Substrato de Halimeda pode ser tratado antes de ser utilizado, para eliminar parte dos componentes orgânicos presentes no material. O tratamento pode ser feito com cloro de maneira à deixar de molho e enxaguar depois com água doce. Algo semelhante já vinha sido feito na década de 80 para eliminar micro-algas dos esqueletos de corais usados na decoração de aquários marinhos. Portanto sendo comprovado a segurança. O cloro irá agir como “neutralizdor” desses compostos orgânicos, ajudando à evitar futuros problemas com algas indesejáveis.


E quanto à tão falada areia viva? Bem, areia viva nada mais é do que qualquer substrato de fundo que contenha vida presente. Existem inúmeros seres que habitam normalmente os substratos na natureza, mas muitos desses são impossíveis de serem mantidos em nossos sistemas fechados por longos períodos de tempo. Embora isso seja fato, muitos desses seres ainda sobrevivem e até mesmo se reproduzem com certa freqüência nos sistemas convencionais. Entre esses seres estão por exemplo: bactérias, copépodes, amfípodes, vermítides, minhocas, bactérias, parasitas, ofiuróides, dentre outros organismos, principalmente micróbios. Mas como é que se acha areia viva? Areia viva está por todos lugares nos oceanos, podendo ser coletada em locais limpos e mesmo fabricada pelo aquarista, simplesmente esperando que a vida das rochas vivas povoem o substrato de fundo. Mas será que os organismos das rochas não seriam diferente dos encontrados na areia em seus hábitats naturais? Alguns deles, mas grande parte desses seres vivem em ambos os meios e como os benefícios que basicamente pretendemos atingir (nitrificação, desnitrificação, mineralização, precipitação e transformação de detritos, por exemplo) com o Sistema de Jaubert são alcançados com os organismos também presentes nas rochas, felizmente podemos aproveitá-las para “semear” a nossa areia virgem. Normalmente isso começa a ocorrer depois de alguns meses do sistema montado, variando de sistema para sistema.
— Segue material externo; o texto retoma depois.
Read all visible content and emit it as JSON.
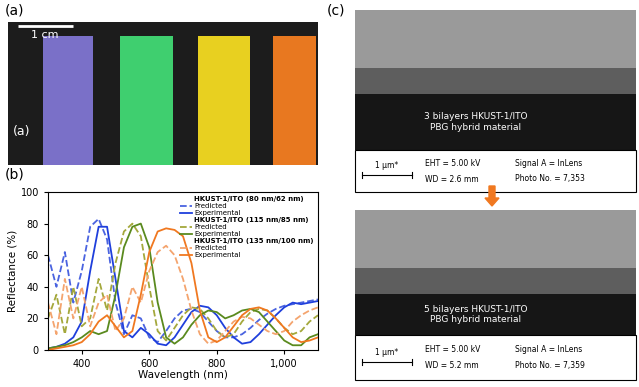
{
  "panel_labels": [
    "(a)",
    "(b)",
    "(c)"
  ],
  "photo": {
    "label": "(a)",
    "scale_bar": "1 cm"
  },
  "chart_data": {
    "type": "line",
    "x_label": "Wavelength (nm)",
    "y_label": "Reflectance (%)",
    "x": [
      300,
      325,
      350,
      375,
      400,
      425,
      450,
      475,
      500,
      525,
      550,
      575,
      600,
      625,
      650,
      675,
      700,
      725,
      750,
      775,
      800,
      825,
      850,
      875,
      900,
      925,
      950,
      975,
      1000,
      1025,
      1050,
      1075,
      1100
    ],
    "xlim": [
      300,
      1100
    ],
    "xticks": [
      400,
      600,
      800,
      {
        "value": 1000,
        "label": "1,000"
      }
    ],
    "ylim": [
      0,
      100
    ],
    "yticks": [
      0,
      20,
      40,
      60,
      80,
      100
    ],
    "legend": "upper right",
    "series": [
      {
        "group": "HKUST-1/ITO (80 nm/62 nm)",
        "name": "Predicted",
        "color": "#4a63e0",
        "line_style": "dashed",
        "values": [
          60,
          40,
          62,
          30,
          50,
          78,
          83,
          70,
          30,
          10,
          22,
          20,
          8,
          5,
          12,
          20,
          25,
          26,
          24,
          18,
          12,
          8,
          8,
          10,
          14,
          19,
          23,
          26,
          28,
          29,
          30,
          31,
          32
        ]
      },
      {
        "group": "HKUST-1/ITO (80 nm/62 nm)",
        "name": "Experimental",
        "color": "#1f3fdc",
        "line_style": "solid",
        "values": [
          1,
          2,
          4,
          8,
          18,
          50,
          78,
          78,
          45,
          12,
          8,
          14,
          10,
          4,
          3,
          8,
          16,
          24,
          28,
          27,
          22,
          14,
          8,
          4,
          5,
          10,
          16,
          22,
          27,
          30,
          29,
          30,
          31
        ]
      },
      {
        "group": "HKUST-1/ITO (115 nm/85 nm)",
        "name": "Predicted",
        "color": "#a4a83c",
        "line_style": "dashed",
        "values": [
          20,
          35,
          10,
          40,
          15,
          20,
          45,
          25,
          55,
          75,
          80,
          72,
          40,
          12,
          6,
          14,
          22,
          27,
          26,
          20,
          12,
          8,
          10,
          18,
          24,
          26,
          25,
          20,
          14,
          10,
          12,
          18,
          22
        ]
      },
      {
        "group": "HKUST-1/ITO (115 nm/85 nm)",
        "name": "Experimental",
        "color": "#5a8a1e",
        "line_style": "solid",
        "values": [
          1,
          2,
          3,
          5,
          8,
          12,
          10,
          12,
          35,
          65,
          78,
          80,
          65,
          30,
          8,
          4,
          8,
          16,
          22,
          25,
          24,
          20,
          22,
          25,
          26,
          24,
          18,
          12,
          6,
          3,
          3,
          8,
          10
        ]
      },
      {
        "group": "HKUST-1/ITO (135 nm/100 nm)",
        "name": "Predicted",
        "color": "#f4a46e",
        "line_style": "dashed",
        "values": [
          30,
          10,
          45,
          20,
          40,
          15,
          30,
          35,
          12,
          20,
          40,
          30,
          50,
          62,
          66,
          60,
          45,
          25,
          10,
          4,
          6,
          12,
          18,
          21,
          20,
          16,
          12,
          10,
          12,
          18,
          22,
          25,
          27
        ]
      },
      {
        "group": "HKUST-1/ITO (135 nm/100 nm)",
        "name": "Experimental",
        "color": "#f07820",
        "line_style": "solid",
        "values": [
          0,
          1,
          2,
          3,
          5,
          10,
          18,
          22,
          15,
          8,
          12,
          35,
          62,
          75,
          77,
          76,
          72,
          55,
          25,
          8,
          5,
          8,
          15,
          22,
          26,
          27,
          25,
          20,
          14,
          8,
          5,
          6,
          8
        ]
      }
    ]
  },
  "sem_images": [
    {
      "caption": "3 bilayers HKUST-1/ITO\nPBG hybrid material",
      "scale_bar": "1 µm*",
      "info": [
        "EHT = 5.00 kV",
        "WD = 2.6 mm",
        "Signal A = InLens",
        "Photo No. = 7,353"
      ]
    },
    {
      "caption": "5 bilayers HKUST-1/ITO\nPBG hybrid material",
      "scale_bar": "1 µm*",
      "info": [
        "EHT = 5.00 kV",
        "WD = 5.2 mm",
        "Signal A = InLens",
        "Photo No. = 7,359"
      ]
    }
  ]
}
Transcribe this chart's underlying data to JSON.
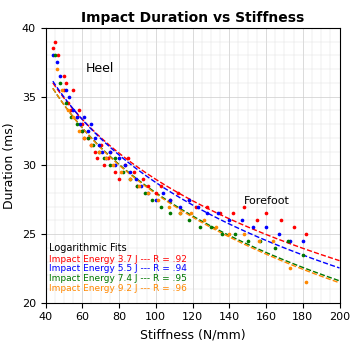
{
  "title": "Impact Duration vs Stiffness",
  "xlabel": "Stiffness (N/mm)",
  "ylabel": "Duration (ms)",
  "xlim": [
    40,
    200
  ],
  "ylim": [
    20,
    40
  ],
  "xticks": [
    40,
    60,
    80,
    100,
    120,
    140,
    160,
    180,
    200
  ],
  "yticks": [
    20,
    25,
    30,
    35,
    40
  ],
  "label_heel": "Heel",
  "label_forefoot": "Forefoot",
  "label_fits": "Logarithmic Fits",
  "series": [
    {
      "label": "Impact Energy 3.7 J --- R = .92",
      "color": "#ff0000",
      "scatter_x": [
        44,
        45,
        47,
        50,
        50,
        51,
        52,
        54,
        55,
        57,
        58,
        60,
        60,
        61,
        63,
        65,
        67,
        68,
        70,
        72,
        74,
        75,
        78,
        80,
        83,
        85,
        88,
        90,
        93,
        96,
        100,
        103,
        108,
        112,
        118,
        122,
        128,
        135,
        142,
        148,
        155,
        160,
        168,
        175,
        182
      ],
      "scatter_y": [
        38.5,
        39.0,
        38.0,
        36.5,
        35.5,
        36.0,
        34.5,
        34.0,
        35.5,
        33.5,
        34.0,
        33.0,
        32.5,
        32.0,
        32.0,
        31.5,
        31.0,
        30.5,
        31.5,
        30.0,
        30.5,
        31.0,
        29.5,
        29.0,
        30.0,
        30.5,
        29.5,
        28.5,
        29.0,
        28.5,
        28.0,
        28.5,
        27.5,
        28.0,
        27.5,
        27.0,
        27.0,
        26.5,
        26.5,
        27.0,
        26.0,
        26.5,
        26.0,
        25.5,
        25.0
      ]
    },
    {
      "label": "Impact Energy 5.5 J --- R = .94",
      "color": "#0000ff",
      "scatter_x": [
        44,
        46,
        48,
        51,
        53,
        55,
        57,
        59,
        61,
        63,
        65,
        67,
        69,
        71,
        73,
        75,
        78,
        80,
        83,
        86,
        89,
        92,
        96,
        100,
        104,
        108,
        113,
        118,
        123,
        128,
        134,
        140,
        147,
        153,
        160,
        167,
        173,
        180
      ],
      "scatter_y": [
        38.0,
        37.5,
        36.5,
        35.5,
        35.0,
        34.0,
        33.5,
        33.0,
        33.5,
        32.5,
        33.0,
        32.0,
        31.5,
        31.0,
        30.5,
        31.0,
        30.0,
        30.5,
        30.0,
        29.5,
        29.0,
        28.5,
        28.0,
        27.5,
        28.0,
        27.5,
        27.0,
        27.5,
        27.0,
        26.5,
        26.5,
        26.0,
        26.0,
        25.5,
        25.5,
        25.0,
        24.5,
        24.5
      ]
    },
    {
      "label": "Impact Energy 7.4 J --- R = .95",
      "color": "#007700",
      "scatter_x": [
        45,
        48,
        51,
        54,
        57,
        60,
        63,
        66,
        69,
        72,
        75,
        78,
        82,
        86,
        90,
        94,
        98,
        103,
        108,
        113,
        118,
        124,
        130,
        136,
        143,
        150,
        157,
        165,
        172,
        180
      ],
      "scatter_y": [
        38.0,
        36.0,
        34.5,
        33.5,
        33.0,
        32.5,
        32.0,
        31.5,
        31.0,
        30.5,
        30.0,
        30.5,
        29.5,
        29.0,
        28.5,
        28.0,
        27.5,
        27.0,
        26.5,
        26.5,
        26.0,
        25.5,
        25.5,
        25.0,
        25.0,
        24.5,
        24.5,
        24.0,
        24.5,
        23.5
      ]
    },
    {
      "label": "Impact Energy 9.2 J --- R = .96",
      "color": "#ff8800",
      "scatter_x": [
        46,
        49,
        52,
        55,
        58,
        61,
        65,
        69,
        73,
        77,
        81,
        86,
        91,
        96,
        101,
        107,
        113,
        119,
        126,
        133,
        140,
        148,
        156,
        164,
        173,
        182
      ],
      "scatter_y": [
        37.0,
        35.5,
        34.0,
        33.5,
        32.5,
        32.0,
        31.5,
        31.0,
        30.5,
        30.0,
        29.5,
        29.0,
        28.5,
        28.0,
        27.5,
        27.0,
        26.5,
        26.5,
        26.0,
        25.5,
        25.0,
        25.0,
        24.5,
        24.5,
        22.5,
        21.5
      ]
    }
  ]
}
Diferentes organismos podem ser introduzidos através de areia viva coletada ou mesmo vinda de outro aquário já amadurecido e que apresente aparência sadia. Os parasitas de peixes ornamentais mais comuns normalmente reproduzem-se no substrato, logo um cuidado com contaminação vinda de outro sistema infectado é importante (doenças parasitárias estão presentes na maioria dos aquários de reef pois são importadas das lojas de peixes, onde é simplesmente impossível de se erradicar. Muitas vezes não é notada entre uma infestação e outra). A qualidade da areia viva (adquirida ou fabricada) é a principal chave para se obter sucesso com o Sistema de Jaubert.